In the afternoon sunshine early one afternoon this weekend, two of us walked from Stony Stratford out along the route of the old Watling Street, crossed the Great River Ouse from Buckinghamshire and Northamptonshire, and strolled into the neighbouring village of Old Stratford.
Old Stratford is a much older place than Stony Stratford. The village lies immediately north of where the Watling Street crossed the River Great Ouse; just south of this crossing point is the town of Stony Stratford in Milton Keynes.
The old Roman road of Watling Street runs through the middle of the village, and the ‘Stratford’ part of the village name is Anglo-Saxon in origin, meaning the ‘ford on the Roman road.’ In later years, the ford was replaced by a causeway and stone bridge.
Old Stratford survived independently of Stony Stratford to the south, and many fine houses dating from the 17th, 18th and 19th century, and one or two former coaching inns, line the east side of London Road, which is part of the old Watling Street.
The ‘Stony Stratford Hoard,’ now in the British Museum, was probably found in 1789, near Passenham in the parish of Old Stratford, across the River Ouse from Stony Stratford. It is not known where it originally came from or how it got there.

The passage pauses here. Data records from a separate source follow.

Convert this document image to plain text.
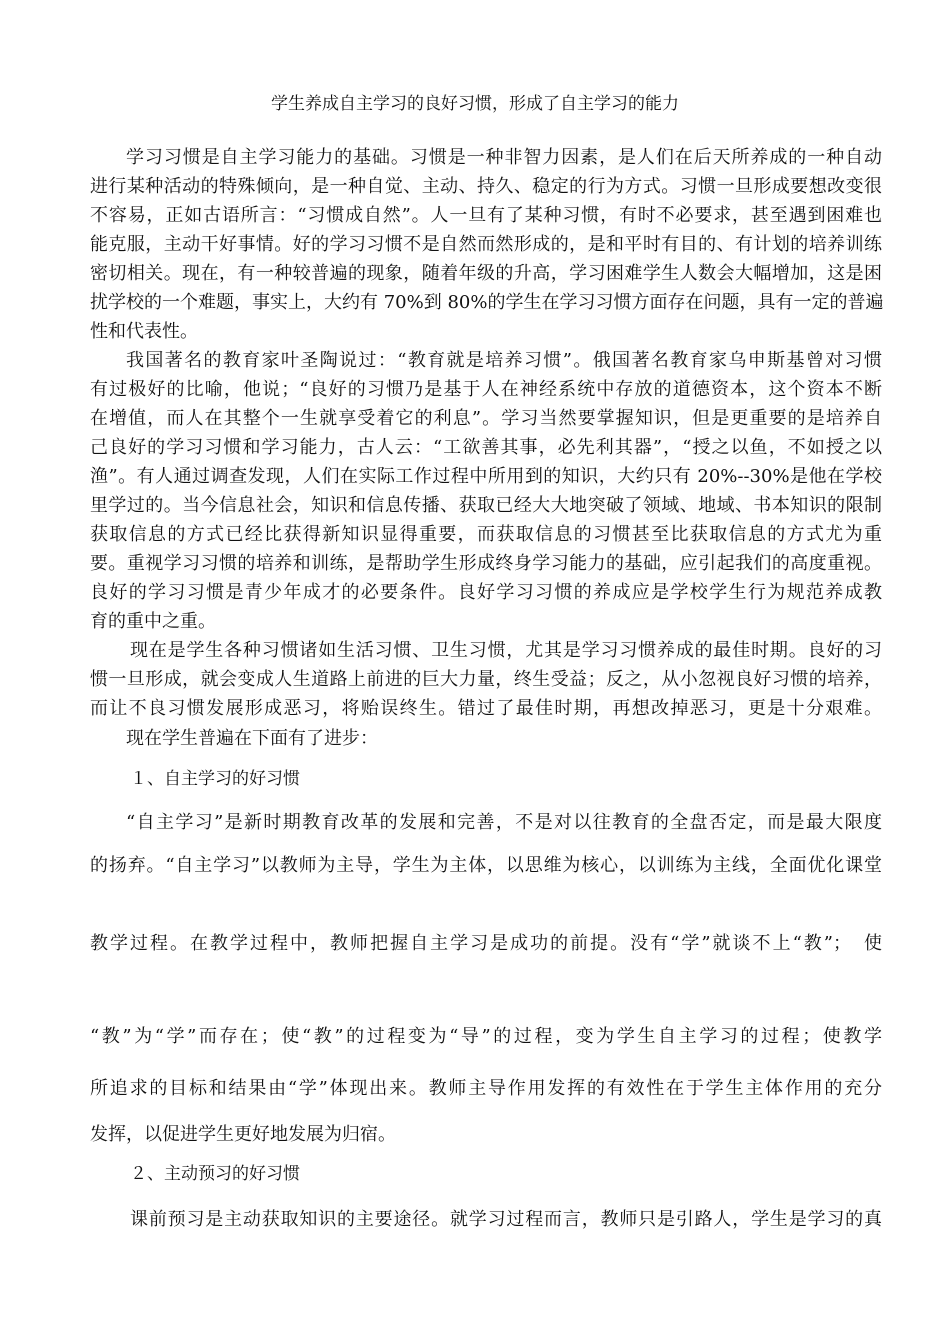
学生养成自主学习的良好习惯，形成了自主学习的能力
学习习惯是自主学习能力的基础。习惯是一种非智力因素，是人们在后天所养成的一种自动
进行某种活动的特殊倾向，是一种自觉、主动、持久、稳定的行为方式。习惯一旦形成要想改变很
不容易，正如古语所言：“习惯成自然”。人一旦有了某种习惯，有时不必要求，甚至遇到困难也
能克服，主动干好事情。好的学习习惯不是自然而然形成的，是和平时有目的、有计划的培养训练
密切相关。现在，有一种较普遍的现象，随着年级的升高，学习困难学生人数会大幅增加，这是困
扰学校的一个难题，事实上，大约有 70%到 80%的学生在学习习惯方面存在问题，具有一定的普遍
性和代表性。
我国著名的教育家叶圣陶说过：“教育就是培养习惯”。俄国著名教育家乌申斯基曾对习惯
有过极好的比喻，他说；“良好的习惯乃是基于人在神经系统中存放的道德资本，这个资本不断
在增值，而人在其整个一生就享受着它的利息”。学习当然要掌握知识，但是更重要的是培养自
己良好的学习习惯和学习能力，古人云：“工欲善其事，必先利其器”，“授之以鱼，不如授之以
渔”。有人通过调查发现，人们在实际工作过程中所用到的知识，大约只有 20%--30%是他在学校
里学过的。当今信息社会，知识和信息传播、获取已经大大地突破了领域、地域、书本知识的限制
获取信息的方式已经比获得新知识显得重要，而获取信息的习惯甚至比获取信息的方式尤为重
要。重视学习习惯的培养和训练，是帮助学生形成终身学习能力的基础，应引起我们的高度重视。
良好的学习习惯是青少年成才的必要条件。良好学习习惯的养成应是学校学生行为规范养成教
育的重中之重。
现在是学生各种习惯诸如生活习惯、卫生习惯，尤其是学习习惯养成的最佳时期。良好的习
惯一旦形成，就会变成人生道路上前进的巨大力量，终生受益；反之，从小忽视良好习惯的培养，
而让不良习惯发展形成恶习，将贻误终生。错过了最佳时期，再想改掉恶习，更是十分艰难。
现在学生普遍在下面有了进步：
１、自主学习的好习惯
“自主学习”是新时期教育改革的发展和完善，不是对以往教育的全盘否定，而是最大限度
的扬弃。“自主学习”以教师为主导，学生为主体，以思维为核心，以训练为主线，全面优化课堂
教学过程。在教学过程中，教师把握自主学习是成功的前提。没有“学”就谈不上“教”；　使
“教”为“学”而存在；使“教”的过程变为“导”的过程，变为学生自主学习的过程；使教学
所追求的目标和结果由“学”体现出来。教师主导作用发挥的有效性在于学生主体作用的充分
发挥，以促进学生更好地发展为归宿。
２、主动预习的好习惯
课前预习是主动获取知识的主要途径。就学习过程而言，教师只是引路人，学生是学习的真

Even the location where it was found is now the subject of speculation as the only recorded information is ‘Windmill Field.’
The Buckingham arm of the Grand Union Canal once passed through the village, but it has been disused since 1964. The name of Wharf Lane is a reminder of the importance of the canal in the life of Old Stratford, and there are signs of the path of the old canal in many places in the village.
Today, the combined population of Old Stratford and neighbouring Passenham is about 2,000, and they form the civil parish of Stony Stratford with its own parish council, all within the area of West Northamptonshire Council. It has a primary school, a public house, some shops. But there are few local facilities and people in Old Stratford rely on neighbouring Stony Stratford and Milton Keynes for a broader range of shops and other professional needs.
We caught a glimpse of life in past times as we strolled along Wharf Lane, before walking back into Stony Stratford, and enjoying the first glasses of Pimms of the year in the Cock on Stony Stratford’s High Street.